Orta yüz germe ameliyatı nedir?
Orta yüz germe ameliyatı kulağa korkutucu geliyor olabilir.
Orta yüz germe ameliyatı bize göre, gençleştirmeden çok güzelleştirme ameliyatı anlamına gelmekte. Bu ameliyatın pek minimum ya da maksimum yaş sınırı yok. Tabiki içinde yüz ve germe kelimeleri olduğu için sadece yaşı ileri olan hastalara uygulanıyormuş gibi bir algı söz konusu ama bu doğru değil.
Orta yüz germe ameliyatını klasik facelift ameliyatından ayırmak gerekiyor. Klasik facelift, bütün yüze uygulanan büyük bir ameliyat, fakat orta yüz germe aslında ancak bu ameliyatın bir parçası olabilecek kapsamda (İleri yaş hastalarda). Fakat genç yaş grubunda, tek başına orta yüz germe ve şakak germe ameliyatıyla bütün yüz ifadesini değiştirebilir ve daha ‘fresh’ bir görüntü elde edebiliriz.
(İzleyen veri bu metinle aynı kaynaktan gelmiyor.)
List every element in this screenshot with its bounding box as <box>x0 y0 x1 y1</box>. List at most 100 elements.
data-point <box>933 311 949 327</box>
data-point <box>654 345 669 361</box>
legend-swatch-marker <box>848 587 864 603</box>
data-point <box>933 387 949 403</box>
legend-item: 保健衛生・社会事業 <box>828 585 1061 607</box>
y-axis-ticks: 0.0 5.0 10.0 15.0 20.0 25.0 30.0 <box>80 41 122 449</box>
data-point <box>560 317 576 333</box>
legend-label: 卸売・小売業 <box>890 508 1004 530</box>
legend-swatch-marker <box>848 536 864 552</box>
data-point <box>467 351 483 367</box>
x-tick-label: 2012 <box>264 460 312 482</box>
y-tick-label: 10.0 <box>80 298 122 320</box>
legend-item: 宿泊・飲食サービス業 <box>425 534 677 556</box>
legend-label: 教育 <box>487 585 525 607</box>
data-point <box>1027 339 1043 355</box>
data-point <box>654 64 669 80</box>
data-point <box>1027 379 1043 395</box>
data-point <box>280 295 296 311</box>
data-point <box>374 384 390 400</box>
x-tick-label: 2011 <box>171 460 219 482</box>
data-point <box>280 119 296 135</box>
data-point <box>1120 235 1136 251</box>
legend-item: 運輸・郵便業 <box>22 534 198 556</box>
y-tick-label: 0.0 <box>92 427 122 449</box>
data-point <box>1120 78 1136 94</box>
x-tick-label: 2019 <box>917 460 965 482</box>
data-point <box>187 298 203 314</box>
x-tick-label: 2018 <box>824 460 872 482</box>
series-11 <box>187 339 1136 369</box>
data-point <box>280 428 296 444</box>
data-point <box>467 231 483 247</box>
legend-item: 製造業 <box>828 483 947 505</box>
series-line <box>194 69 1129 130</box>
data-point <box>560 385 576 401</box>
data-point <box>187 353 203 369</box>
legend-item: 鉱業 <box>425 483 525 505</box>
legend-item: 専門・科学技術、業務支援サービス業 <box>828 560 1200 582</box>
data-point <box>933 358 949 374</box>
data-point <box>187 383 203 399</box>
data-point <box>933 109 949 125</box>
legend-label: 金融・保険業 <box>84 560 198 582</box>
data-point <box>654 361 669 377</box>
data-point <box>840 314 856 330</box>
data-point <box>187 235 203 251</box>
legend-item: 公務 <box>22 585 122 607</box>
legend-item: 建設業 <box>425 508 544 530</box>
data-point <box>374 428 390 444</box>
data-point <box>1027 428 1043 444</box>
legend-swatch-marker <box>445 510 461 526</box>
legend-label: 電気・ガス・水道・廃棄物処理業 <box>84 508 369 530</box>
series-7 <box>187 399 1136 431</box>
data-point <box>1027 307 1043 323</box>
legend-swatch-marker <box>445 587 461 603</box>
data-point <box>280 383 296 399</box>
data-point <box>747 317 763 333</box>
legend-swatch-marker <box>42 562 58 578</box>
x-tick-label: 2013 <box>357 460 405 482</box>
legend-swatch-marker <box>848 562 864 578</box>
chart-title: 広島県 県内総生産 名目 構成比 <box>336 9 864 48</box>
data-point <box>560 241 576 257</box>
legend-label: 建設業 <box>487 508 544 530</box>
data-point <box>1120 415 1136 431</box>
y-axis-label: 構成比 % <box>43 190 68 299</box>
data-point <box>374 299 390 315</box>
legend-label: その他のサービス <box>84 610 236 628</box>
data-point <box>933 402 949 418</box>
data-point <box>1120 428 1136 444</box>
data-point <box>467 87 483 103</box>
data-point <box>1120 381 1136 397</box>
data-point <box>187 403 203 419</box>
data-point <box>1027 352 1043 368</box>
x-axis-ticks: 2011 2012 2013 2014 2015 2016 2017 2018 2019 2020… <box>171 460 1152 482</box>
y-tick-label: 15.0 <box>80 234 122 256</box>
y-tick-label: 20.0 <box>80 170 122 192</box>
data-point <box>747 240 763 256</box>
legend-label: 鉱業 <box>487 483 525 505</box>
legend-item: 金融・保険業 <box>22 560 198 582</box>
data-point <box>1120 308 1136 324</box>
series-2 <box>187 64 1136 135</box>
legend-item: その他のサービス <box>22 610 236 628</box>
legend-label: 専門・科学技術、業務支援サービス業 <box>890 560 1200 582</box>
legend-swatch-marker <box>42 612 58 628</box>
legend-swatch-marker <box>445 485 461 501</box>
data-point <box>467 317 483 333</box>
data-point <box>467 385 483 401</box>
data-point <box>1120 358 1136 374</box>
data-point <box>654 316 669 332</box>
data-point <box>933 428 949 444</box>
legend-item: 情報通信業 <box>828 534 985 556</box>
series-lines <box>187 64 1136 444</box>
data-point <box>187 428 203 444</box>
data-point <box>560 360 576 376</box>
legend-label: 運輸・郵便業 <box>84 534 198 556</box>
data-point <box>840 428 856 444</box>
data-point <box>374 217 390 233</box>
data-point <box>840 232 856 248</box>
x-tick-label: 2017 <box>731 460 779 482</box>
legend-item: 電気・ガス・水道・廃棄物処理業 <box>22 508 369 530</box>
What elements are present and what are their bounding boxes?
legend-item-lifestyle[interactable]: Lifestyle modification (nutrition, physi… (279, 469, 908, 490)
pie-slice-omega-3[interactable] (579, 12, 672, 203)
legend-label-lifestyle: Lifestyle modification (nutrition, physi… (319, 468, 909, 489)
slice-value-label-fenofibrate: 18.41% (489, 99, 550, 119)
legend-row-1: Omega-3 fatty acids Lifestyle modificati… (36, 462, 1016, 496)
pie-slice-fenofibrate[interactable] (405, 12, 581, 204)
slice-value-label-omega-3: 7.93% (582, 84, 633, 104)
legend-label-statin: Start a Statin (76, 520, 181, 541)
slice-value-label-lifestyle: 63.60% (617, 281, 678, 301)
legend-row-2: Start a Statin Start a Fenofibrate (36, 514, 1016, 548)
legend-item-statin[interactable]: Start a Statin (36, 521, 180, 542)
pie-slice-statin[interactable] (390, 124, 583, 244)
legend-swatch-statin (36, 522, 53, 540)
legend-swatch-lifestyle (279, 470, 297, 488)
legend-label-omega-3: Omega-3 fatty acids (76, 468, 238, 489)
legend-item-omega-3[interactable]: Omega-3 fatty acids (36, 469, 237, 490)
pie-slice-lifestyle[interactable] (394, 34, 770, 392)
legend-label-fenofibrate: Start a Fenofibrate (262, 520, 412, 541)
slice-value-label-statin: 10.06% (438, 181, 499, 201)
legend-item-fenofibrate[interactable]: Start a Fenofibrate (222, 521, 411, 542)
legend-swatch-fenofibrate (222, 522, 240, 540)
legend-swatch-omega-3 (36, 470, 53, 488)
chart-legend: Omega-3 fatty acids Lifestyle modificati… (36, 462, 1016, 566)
Peki orta yüz germe ameliyatının bir yaş sınırı var mı?
Orta yüz için pek geçerli bir durum değil. Ama, burada en önemsediğimiz nokta, hastaların ortayüz germe ameliyatının nereden yapıldığını bilmesi. Normalde 30 yaşında bir hastaya alt göz kapağı ameliyatı dediğimizde çok büyük bir tepki görmezken, orta yüz ameliyatı dediğimiz zaman büyük bir tepki ile karşılaşıyoruz. Hasta ameliyatın nereden yapıldığını bildiği zaman bu korku ortadan kalkıyor.
Çünkü orta yüz germe ameliyatı, alt göz kapağı ile aynı kesiden yapılan bir ameliyat.
Orta yüz germe ameliyatını endoskopik olarak da gerçekleştirebiliyoruz. Endoskop cihazıyla tabiki ulaşmak istediğimiz noktayı ekrandan büyük bir şekilde izleyebiliyoruz, açık yaptığımızda ise, küçük bir noktadan görmeye çalışarak istediğimize ulaşmaya çalışıyoruz.
Orta yüz germe ameliyatı ile kombine yaptığımız bazı işlemler var, biraz da bunlardan bahsedelim…
1- Gıdı bölgesi
2- Şakak bölgesi
Yüz bölgesindeki genel amaç hep kemik çıkıntılarını belirginleştirmektir. (Kilolu olan hastada maalesef, yağ tabakasından dolayı, ne kadar uğraşsak da çok da belirgleşmese de…) Yani, dümdüz hatları belirgin olmayan bir yüz çok da hoş gözükmezken, çıkıntılı ve bazı alanları daha belirgin olan yüz daha elegan duruyor. Bunu da ancak mid facelift yani orta yüz germe ameliyatı sayesinde orta yüzdeki kaybolan volümü geri getirerek elde edebiliyoruz.
Buna ek olarak, çenesi çok belirgin olmayan hastada, sadece orta yüz değişikliği yeterli olmuyor, bu sefer alt yüz daha dikkat çekmeye başlıyor. Çenede çıkıntı olmadığı zaman, orta yüzdeki volüm elde edilse bile, yüzün alt tarafı çok zayıf kalıyor, bu da yüzdeki genel dengeyi bozuyor. Çenedeki çıkıntıyı elde etmek için, çene protezi başvurulan alternatiflerden biri.
Orta yüz ve çene hallolduktan sonra geriye şakak ve göz çevresi kalıyor. Şakak bölgesindeki ‘lift’ etkisi yüzü daha sağlıklı ve dinç göstermekte oldukça etkili. Çene örneği şakak için de geçerli, çenesi ve yanakları çıkık ama kaşları düşük bir hastada bu dengesizlik durumu devam ediyor. Bunların hepsini bir arada yapmak aslında bütüncül yaklaşım tedavisi anlamına geliyor yani genel olarak yüzü güzelleştirmek, dinçleştirmek için neler yapacağımıza karar veriyoruz, çünkü yüz bir sürü farklı elementlerden oluşan bir alan ve o dengeyi sağlamak için bazen birden çok alana dokunmak gerekebiliyor.
Özetle, orta yüz germe ameliyatının kesileri alt göz kapağıyla aynı yerden yapılıyor ve ameliyat sonrası süreçte, şişlik&morluk vs de aynı şekilde boy gösteriyor.